The arrangement is the first major shift in the streaming music business model since Spotify came on the scene 15 years ago, the Financial Times (FT) reported Wednesday (Sept. 6).
“This is a massive change in the way the music industry will work,” said Deezer CEO Jeronimo Folgueira, per the report. “We have 90 million tracks, and many of them are just noise, like literally noise, the sound of a washing machine and rain. It is fundamentally wrong that 30 seconds of the recording of a washing machine gets paid the same as the latest single by Harry Styles.”
The new model will calculate royalty payments differently, giving professional artists — those who garner at least 1,000 listens a month — twice the weight as streams from non-professionals, according to the report.
And if a user actively searches for a song or an artist, that weight is doubled again, the report said. So, if a listener searched for Harry Styles or Taylor Swift on Deezer and listened to one of their songs, it would be considered four streams in the royalty calculations.

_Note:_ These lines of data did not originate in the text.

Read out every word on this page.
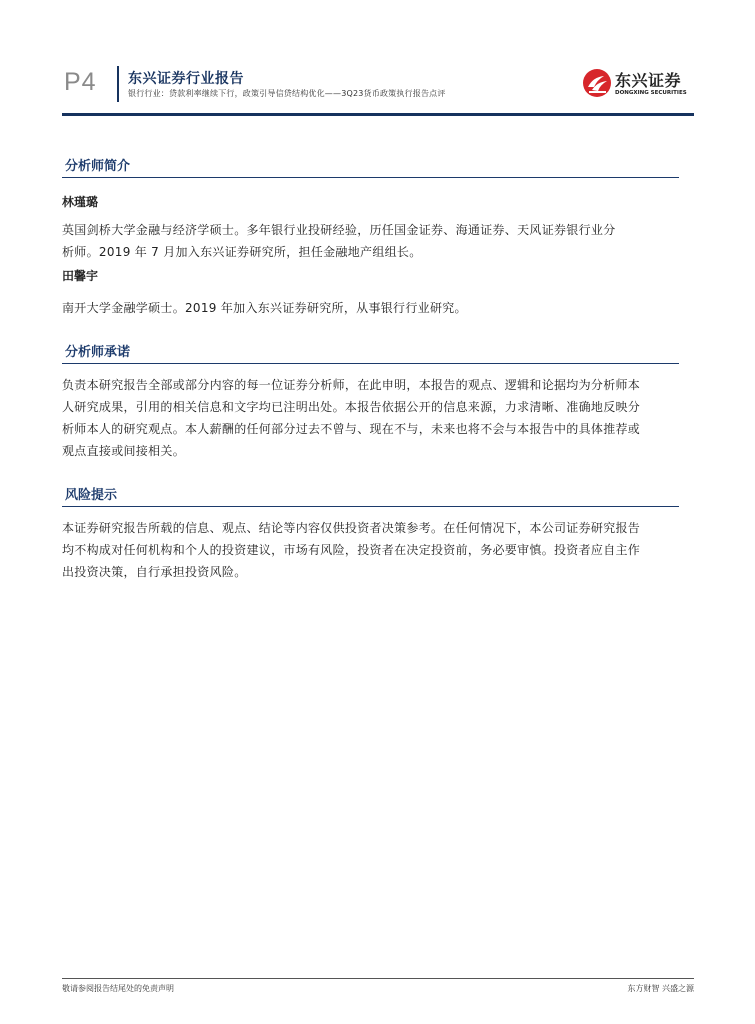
P4 东兴证券行业报告
银行行业：贷款利率继续下行，政策引导信贷结构优化——3Q23货币政策执行报告点评
东兴证券
DONGXING SECURITIES
分析师简介
林瑾璐
英国剑桥大学金融与经济学硕士。多年银行业投研经验，历任国金证券、海通证券、天风证券银行业分
析师。2019 年 7 月加入东兴证券研究所，担任金融地产组组长。
田馨宇
南开大学金融学硕士。2019 年加入东兴证券研究所，从事银行行业研究。
分析师承诺
负责本研究报告全部或部分内容的每一位证券分析师，在此申明，本报告的观点、逻辑和论据均为分析师本
人研究成果，引用的相关信息和文字均已注明出处。本报告依据公开的信息来源，力求清晰、准确地反映分
析师本人的研究观点。本人薪酬的任何部分过去不曾与、现在不与，未来也将不会与本报告中的具体推荐或
观点直接或间接相关。
风险提示
本证券研究报告所载的信息、观点、结论等内容仅供投资者决策参考。在任何情况下，本公司证券研究报告
均不构成对任何机构和个人的投资建议，市场有风险，投资者在决定投资前，务必要审慎。投资者应自主作
出投资决策，自行承担投资风险。
敬请参阅报告结尾处的免责声明	东方财智 兴盛之源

The aim is to cut back on the estimated $900 million per year going to bots, white noise and amateurs, according to the report.

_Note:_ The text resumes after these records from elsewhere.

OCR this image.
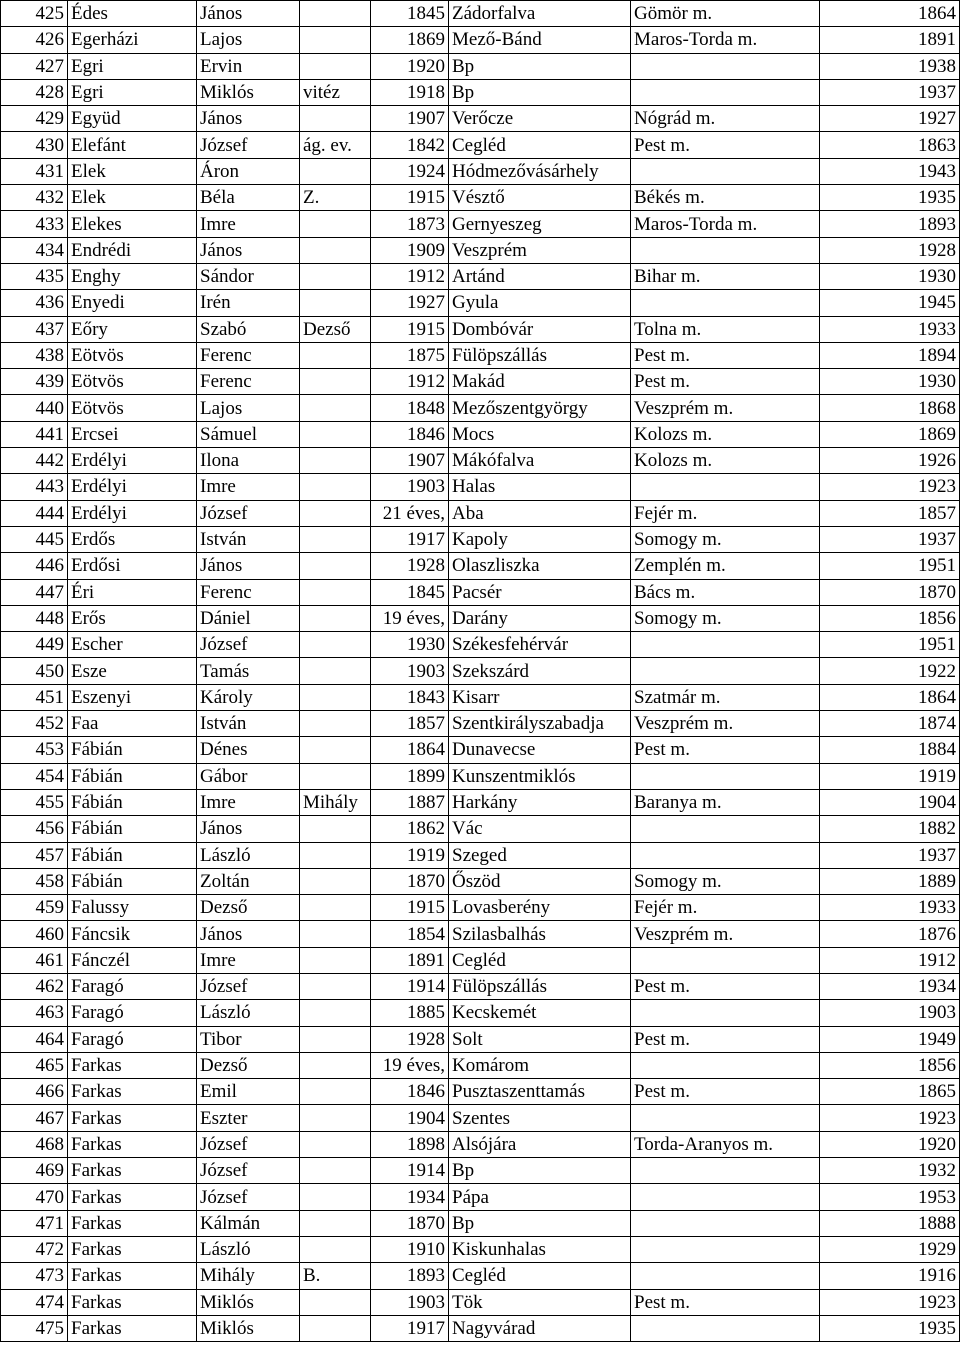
425	Édes	János		1845	Zádorfalva	Gömör m.	1864
426	Egerházi	Lajos		1869	Mező-Bánd	Maros-Torda m.	1891
427	Egri	Ervin		1920	Bp		1938
428	Egri	Miklós	vitéz	1918	Bp		1937
429	Együd	János		1907	Verőcze	Nógrád m.	1927
430	Elefánt	József	ág. ev.	1842	Cegléd	Pest m.	1863
431	Elek	Áron		1924	Hódmezővásárhely		1943
432	Elek	Béla	Z.	1915	Vésztő	Békés m.	1935
433	Elekes	Imre		1873	Gernyeszeg	Maros-Torda m.	1893
434	Endrédi	János		1909	Veszprém		1928
435	Enghy	Sándor		1912	Artánd	Bihar m.	1930
436	Enyedi	Irén		1927	Gyula		1945
437	Eőry	Szabó	Dezső	1915	Dombóvár	Tolna m.	1933
438	Eötvös	Ferenc		1875	Fülöpszállás	Pest m.	1894
439	Eötvös	Ferenc		1912	Makád	Pest m.	1930
440	Eötvös	Lajos		1848	Mezőszentgyörgy	Veszprém m.	1868
441	Ercsei	Sámuel		1846	Mocs	Kolozs m.	1869
442	Erdélyi	Ilona		1907	Mákófalva	Kolozs m.	1926
443	Erdélyi	Imre		1903	Halas		1923
444	Erdélyi	József		21 éves,	Aba	Fejér m.	1857
445	Erdős	István		1917	Kapoly	Somogy m.	1937
446	Erdősi	János		1928	Olaszliszka	Zemplén m.	1951
447	Éri	Ferenc		1845	Pacsér	Bács m.	1870
448	Erős	Dániel		19 éves,	Darány	Somogy m.	1856
449	Escher	József		1930	Székesfehérvár		1951
450	Esze	Tamás		1903	Szekszárd		1922
451	Eszenyi	Károly		1843	Kisarr	Szatmár m.	1864
452	Faa	István		1857	Szentkirályszabadja	Veszprém m.	1874
453	Fábián	Dénes		1864	Dunavecse	Pest m.	1884
454	Fábián	Gábor		1899	Kunszentmiklós		1919
455	Fábián	Imre	Mihály	1887	Harkány	Baranya m.	1904
456	Fábián	János		1862	Vác		1882
457	Fábián	László		1919	Szeged		1937
458	Fábián	Zoltán		1870	Őszöd	Somogy m.	1889
459	Falussy	Dezső		1915	Lovasberény	Fejér m.	1933
460	Fáncsik	János		1854	Szilasbalhás	Veszprém m.	1876
461	Fánczél	Imre		1891	Cegléd		1912
462	Faragó	József		1914	Fülöpszállás	Pest m.	1934
463	Faragó	László		1885	Kecskemét		1903
464	Faragó	Tibor		1928	Solt	Pest m.	1949
465	Farkas	Dezső		19 éves,	Komárom		1856
466	Farkas	Emil		1846	Pusztaszenttamás	Pest m.	1865
467	Farkas	Eszter		1904	Szentes		1923
468	Farkas	József		1898	Alsójára	Torda-Aranyos m.	1920
469	Farkas	József		1914	Bp		1932
470	Farkas	József		1934	Pápa		1953
471	Farkas	Kálmán		1870	Bp		1888
472	Farkas	László		1910	Kiskunhalas		1929
473	Farkas	Mihály	B.	1893	Cegléd		1916
474	Farkas	Miklós		1903	Tök	Pest m.	1923
475	Farkas	Miklós		1917	Nagyvárad		1935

The deal is happening as the music industry is working to control the amount of artificial content flooding streamers, what Universal Music CEO Lucian Grainge has called a “sea of noise,” the report said.
“With the right incentive structures in place, platforms can focus on rewarding and enhancing the artist-fan relationship and, at the same time, elevate the user experience on their platforms, by reducing the sea of ‘noise’ … eliminating unauthorized, unwanted and infringing content entirely,” Grainge said in May, per the report.
That month also brought the news that Spotify had removed tens of thousands of artificial intelligence (AI)-generated songs from its platform, pulling around 7% of the songs uploaded by AI music service Boomy.
Universal Music notified platforms like Spotify that it had seen suspicious streaming activity on Boomy songs. Those songs were taken down due to suspected “artificial streaming,” or online bots pretending to be human users to inflate the songs’ numbers.